Overall structure of haditoxin. A, stereo view of a portion of the final 2F_o − F_c map of haditoxin. The map was contoured at a level of 1.0 σ. B, monomers A and B are shown in blue and red, respectively. Disulfide bonds are shown in yellow. N and C termini (N-term and C-term), β-strands, and loops I, II, and III are labeled. C, structure-based alignment of three-finger toxins. Color coding of conserved residues is provided by boxed red text, and color coding of invariant residues is provided by red highlight.
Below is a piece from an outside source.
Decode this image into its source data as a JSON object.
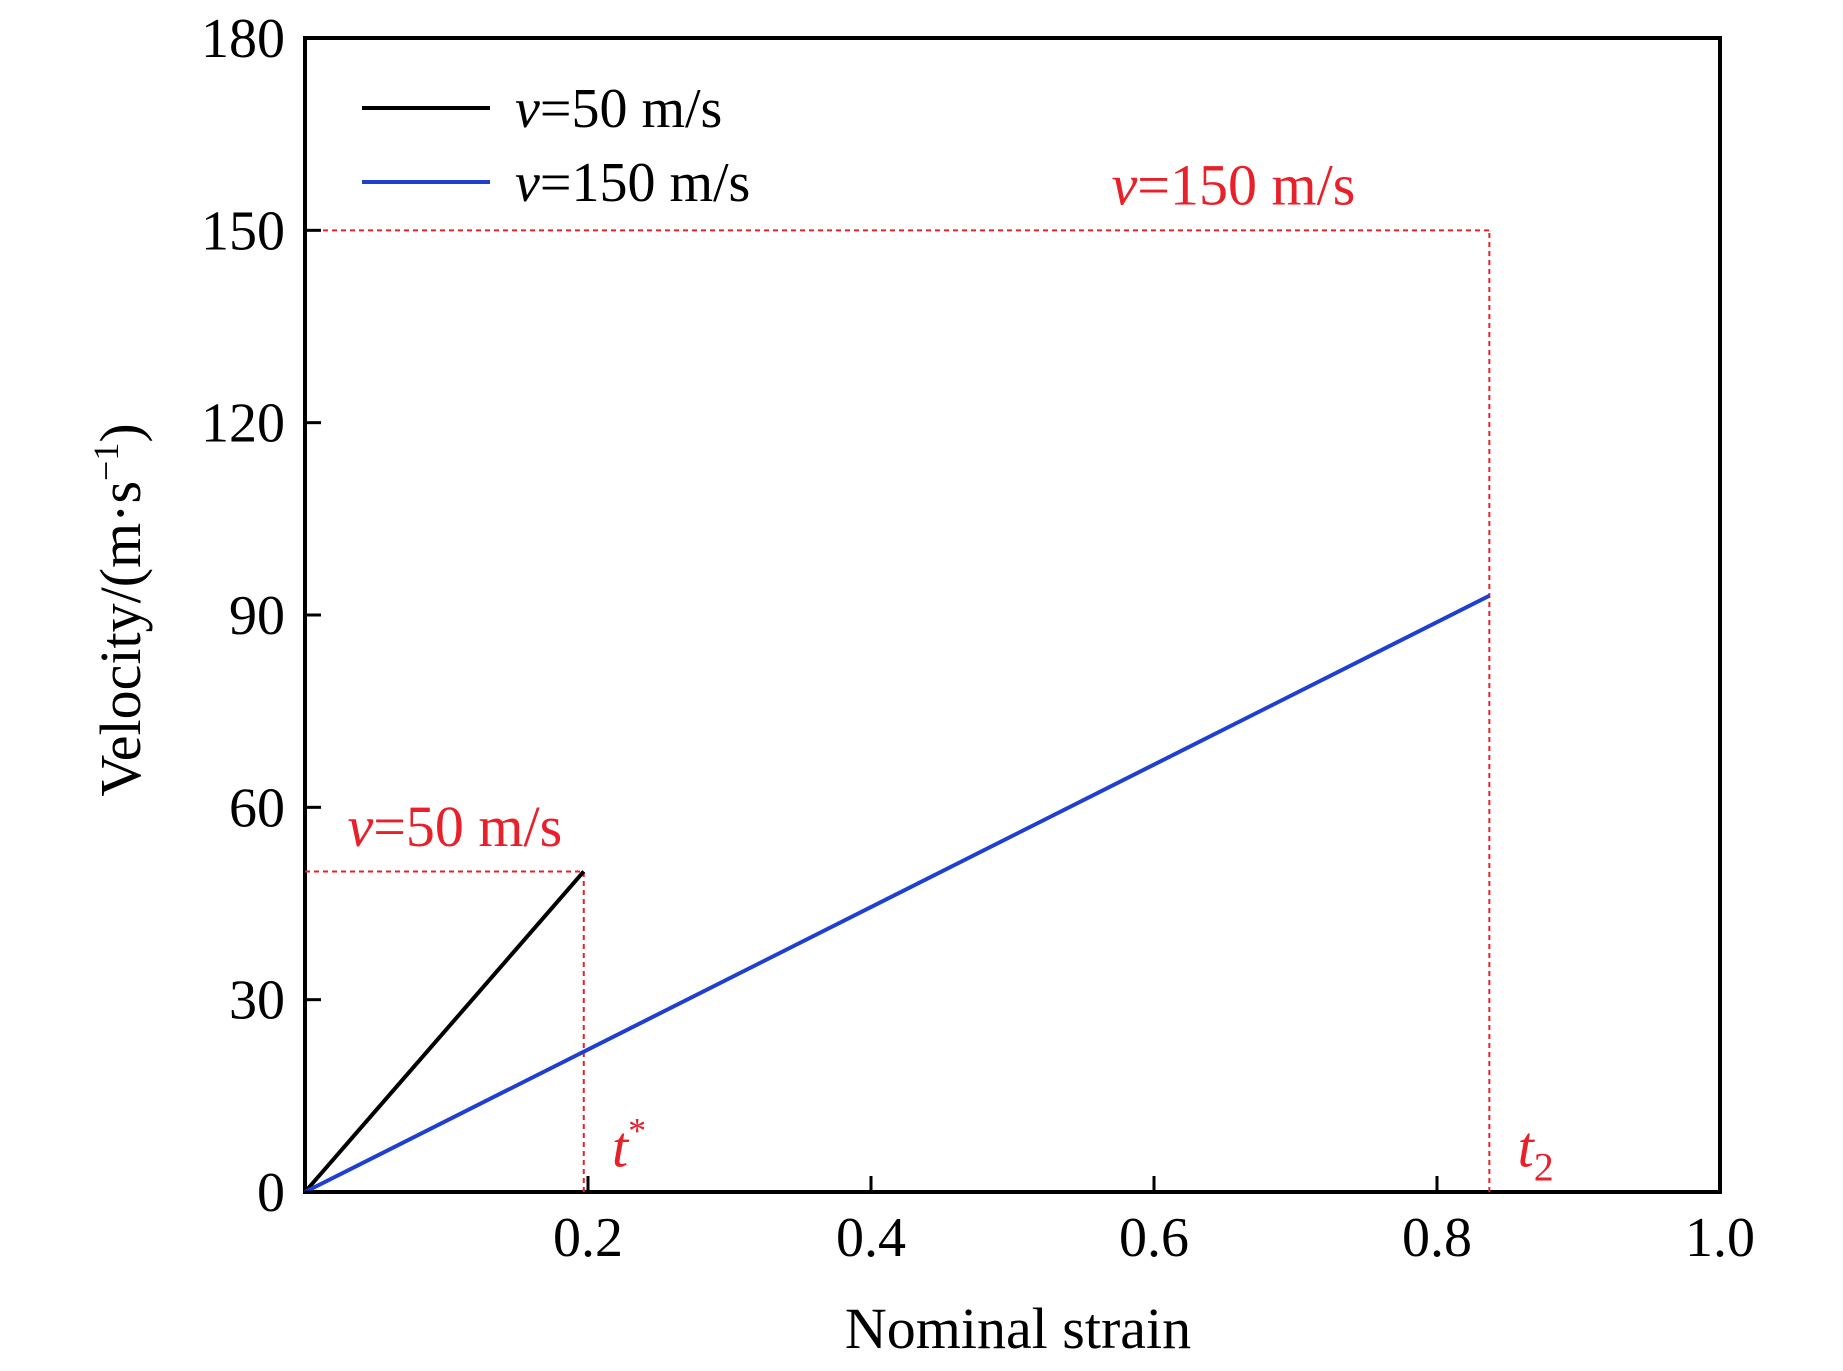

Accession numbers are shown on the left, and secondary structural elements of haditoxin are shown on top. Numbering is shown for haditoxin only. Sequence alignment was done by Strap (82) and displayed with ESPript (83).

FIGURE 7.

Structural details of haditoxin. A, superimposition of both subunits of haditoxin. Subunits A and B are shown in blue and red, respectively. B, superimposition subunit A of haditoxin with short-chain α-neurotoxins. Subunit A is shown in blue, erabutoxin-a is shown in magenta, erabutoxin-b is shown in cyan, and toxin-α is shown in green. C, stereo diagram of comparison of dimer interface of haditoxin (top) and κ-bungarotoxin (bottom). The residues to form the hydrogen bonds are labeled. The main chain-main chain hydrogen bonds are shown in red, and the other hydrogen bonds are shown in yellow.

FIGURE 8.

Haditoxin versus κ-bungarotoxin. A, superimposition of haditoxin with κ-bungarotoxin. Haditoxin and κ-bungarotoxin are shown in red and yellow, respectively. B, electrostatic surface of haditoxin (top) and κ-bungarotoxin (bottom). The orientation is the same as in Fig. 6B. The locations of Arg-33 and Glu-34 of haditoxin and Arg-34 of κ-bungarotoxin are indicated.